Quantum computer prototype

Jiuzhang (九章) is the first photonic quantum computer to claim quantum supremacy. Previously quantum supremacy has been achieved only once, in 2019, by Google's Sycamore; however, Google's computer was based on superconducting materials, and not photons. Describing the difference between Jiuzhang and Google's Sycamore, Scientific American explained, "Sycamore uses superconducting loops of metal to form qubits; in Jiŭzhāng, the photons themselves are the qubits."

Jiuzhang was developed by a team from University of Science and Technology of China (USTC) led by Pan Jianwei and Lu Chao-Yang. The computer is named after Jiuzhang suanshu, an ancient Chinese mathematical classic book.

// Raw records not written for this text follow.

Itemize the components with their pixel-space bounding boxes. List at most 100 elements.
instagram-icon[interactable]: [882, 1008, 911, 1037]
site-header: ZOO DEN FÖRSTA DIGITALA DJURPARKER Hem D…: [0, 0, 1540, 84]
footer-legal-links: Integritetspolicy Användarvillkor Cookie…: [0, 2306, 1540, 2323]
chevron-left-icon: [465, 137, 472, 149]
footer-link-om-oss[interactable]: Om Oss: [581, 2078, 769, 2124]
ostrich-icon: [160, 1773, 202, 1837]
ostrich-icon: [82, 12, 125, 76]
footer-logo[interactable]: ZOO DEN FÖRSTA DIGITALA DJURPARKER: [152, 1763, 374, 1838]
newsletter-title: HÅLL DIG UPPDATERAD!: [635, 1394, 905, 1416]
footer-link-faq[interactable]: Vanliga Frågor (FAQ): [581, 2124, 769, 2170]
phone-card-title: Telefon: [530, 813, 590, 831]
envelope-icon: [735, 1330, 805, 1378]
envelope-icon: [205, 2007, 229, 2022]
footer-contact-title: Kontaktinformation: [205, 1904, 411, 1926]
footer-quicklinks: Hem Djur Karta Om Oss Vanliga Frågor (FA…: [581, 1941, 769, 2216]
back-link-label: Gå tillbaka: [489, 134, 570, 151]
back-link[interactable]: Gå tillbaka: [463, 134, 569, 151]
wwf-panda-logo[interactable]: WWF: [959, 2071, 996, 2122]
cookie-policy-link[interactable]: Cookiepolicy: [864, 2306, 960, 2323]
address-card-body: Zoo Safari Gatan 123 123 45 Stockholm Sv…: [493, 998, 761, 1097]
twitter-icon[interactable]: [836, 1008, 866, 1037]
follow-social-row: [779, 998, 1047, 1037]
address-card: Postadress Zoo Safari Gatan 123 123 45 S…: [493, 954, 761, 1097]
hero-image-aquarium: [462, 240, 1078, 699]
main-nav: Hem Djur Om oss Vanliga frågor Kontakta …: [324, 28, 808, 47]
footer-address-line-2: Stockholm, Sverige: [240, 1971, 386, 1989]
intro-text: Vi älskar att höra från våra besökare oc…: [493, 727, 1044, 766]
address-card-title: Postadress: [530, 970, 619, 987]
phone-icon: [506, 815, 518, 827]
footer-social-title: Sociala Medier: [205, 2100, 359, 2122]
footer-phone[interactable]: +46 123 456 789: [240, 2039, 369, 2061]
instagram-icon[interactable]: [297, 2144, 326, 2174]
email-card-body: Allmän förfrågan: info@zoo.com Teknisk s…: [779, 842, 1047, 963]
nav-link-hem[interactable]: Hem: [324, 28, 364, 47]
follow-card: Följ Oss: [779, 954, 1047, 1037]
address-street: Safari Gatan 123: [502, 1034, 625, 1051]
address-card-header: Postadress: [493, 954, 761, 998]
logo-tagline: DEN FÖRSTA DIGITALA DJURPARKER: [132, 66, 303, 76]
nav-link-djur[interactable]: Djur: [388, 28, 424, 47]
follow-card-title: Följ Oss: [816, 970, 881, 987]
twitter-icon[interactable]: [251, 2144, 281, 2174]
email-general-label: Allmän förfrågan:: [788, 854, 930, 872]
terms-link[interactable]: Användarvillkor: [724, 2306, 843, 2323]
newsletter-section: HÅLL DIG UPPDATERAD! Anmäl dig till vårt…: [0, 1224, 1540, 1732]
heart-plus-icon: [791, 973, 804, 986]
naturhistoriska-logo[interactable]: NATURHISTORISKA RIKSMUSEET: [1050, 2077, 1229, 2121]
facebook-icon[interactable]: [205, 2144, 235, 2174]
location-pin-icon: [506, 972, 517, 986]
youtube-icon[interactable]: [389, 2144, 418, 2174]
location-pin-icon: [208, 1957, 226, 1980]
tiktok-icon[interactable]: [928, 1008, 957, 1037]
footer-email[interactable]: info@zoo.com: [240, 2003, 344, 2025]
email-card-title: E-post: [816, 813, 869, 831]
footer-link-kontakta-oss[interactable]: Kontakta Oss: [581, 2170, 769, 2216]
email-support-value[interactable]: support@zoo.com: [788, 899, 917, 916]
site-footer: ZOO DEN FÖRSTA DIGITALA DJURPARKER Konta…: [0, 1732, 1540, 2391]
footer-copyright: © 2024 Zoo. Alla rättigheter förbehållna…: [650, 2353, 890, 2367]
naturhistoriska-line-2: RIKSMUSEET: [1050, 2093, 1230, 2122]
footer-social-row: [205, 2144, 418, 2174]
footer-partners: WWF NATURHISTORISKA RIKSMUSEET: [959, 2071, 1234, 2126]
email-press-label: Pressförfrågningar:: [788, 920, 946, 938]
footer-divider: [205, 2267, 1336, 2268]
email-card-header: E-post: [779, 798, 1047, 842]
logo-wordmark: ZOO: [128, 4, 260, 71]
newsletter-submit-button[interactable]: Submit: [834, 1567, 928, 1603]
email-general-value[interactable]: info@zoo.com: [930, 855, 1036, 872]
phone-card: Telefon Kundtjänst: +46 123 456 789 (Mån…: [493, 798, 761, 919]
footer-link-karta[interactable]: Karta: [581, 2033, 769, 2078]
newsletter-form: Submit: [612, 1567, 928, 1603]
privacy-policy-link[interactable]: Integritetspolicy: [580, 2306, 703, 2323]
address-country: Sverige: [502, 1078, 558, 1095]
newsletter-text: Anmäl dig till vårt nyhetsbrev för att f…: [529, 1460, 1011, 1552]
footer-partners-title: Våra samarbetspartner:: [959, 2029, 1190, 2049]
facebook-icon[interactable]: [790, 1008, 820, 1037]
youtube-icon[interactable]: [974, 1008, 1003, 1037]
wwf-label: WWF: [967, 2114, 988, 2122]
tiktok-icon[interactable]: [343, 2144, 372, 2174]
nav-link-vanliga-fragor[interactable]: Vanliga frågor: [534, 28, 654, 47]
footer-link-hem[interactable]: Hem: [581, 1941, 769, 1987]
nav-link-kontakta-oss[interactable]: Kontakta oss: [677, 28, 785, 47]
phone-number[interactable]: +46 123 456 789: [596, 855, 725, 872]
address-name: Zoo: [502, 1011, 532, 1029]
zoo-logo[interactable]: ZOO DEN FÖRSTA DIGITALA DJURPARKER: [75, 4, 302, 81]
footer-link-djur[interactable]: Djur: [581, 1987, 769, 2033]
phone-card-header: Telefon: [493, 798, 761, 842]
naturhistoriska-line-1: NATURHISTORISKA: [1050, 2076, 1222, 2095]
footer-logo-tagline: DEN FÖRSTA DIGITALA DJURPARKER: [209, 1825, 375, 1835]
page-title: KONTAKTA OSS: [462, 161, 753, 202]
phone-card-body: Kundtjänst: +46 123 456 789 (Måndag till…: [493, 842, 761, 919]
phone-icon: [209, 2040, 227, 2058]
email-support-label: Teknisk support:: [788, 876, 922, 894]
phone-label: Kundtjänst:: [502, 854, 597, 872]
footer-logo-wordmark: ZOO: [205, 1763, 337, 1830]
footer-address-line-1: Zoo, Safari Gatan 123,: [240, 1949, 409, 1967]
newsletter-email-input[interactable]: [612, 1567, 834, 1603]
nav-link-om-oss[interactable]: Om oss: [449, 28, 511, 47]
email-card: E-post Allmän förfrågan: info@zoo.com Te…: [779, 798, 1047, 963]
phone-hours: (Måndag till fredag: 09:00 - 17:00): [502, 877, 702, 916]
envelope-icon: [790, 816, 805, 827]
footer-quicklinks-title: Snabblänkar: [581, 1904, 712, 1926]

On 3 December 2020, USTC announced in Science that Jiuzhang successfully performed Gaussian boson sampling in 200 seconds (3 minutes 20 seconds), with a maximum of 76 detected photons. The USTC group estimated that it would take 2.5 billion years for the Sunway TaihuLight supercomputer to perform the same calculation.

Since 2020, the system has received several upgrades, with improved performance. In 2026, according to the South China Morning Post, USTC scientists reported that their current version Jiuzhang 4.0 "completed a Gaussian boson sampling task in just 25 microseconds – a calculation they estimated would take the world’s most powerful supercomputer, El Capitan in the United States, more than 10^42 years to finish."

==Experimental setup==

The setup involves a Verdi-pumped Mira 900 Ti:sapphire laser which is split into 13 paths of equal intensity and then shone on 25 PPKTP crystals to produce 25 two-mode squeezed states. Through a hybrid encoding this is equivalent to 50 single-mode squeezed states. The purity is increased from 98% to 99% by 12 nm filtering. The 50 single-mode squeezed states are sent into a 100-mode interferometer and sampled by 100 single-photon detectors with an efficiency of 81%.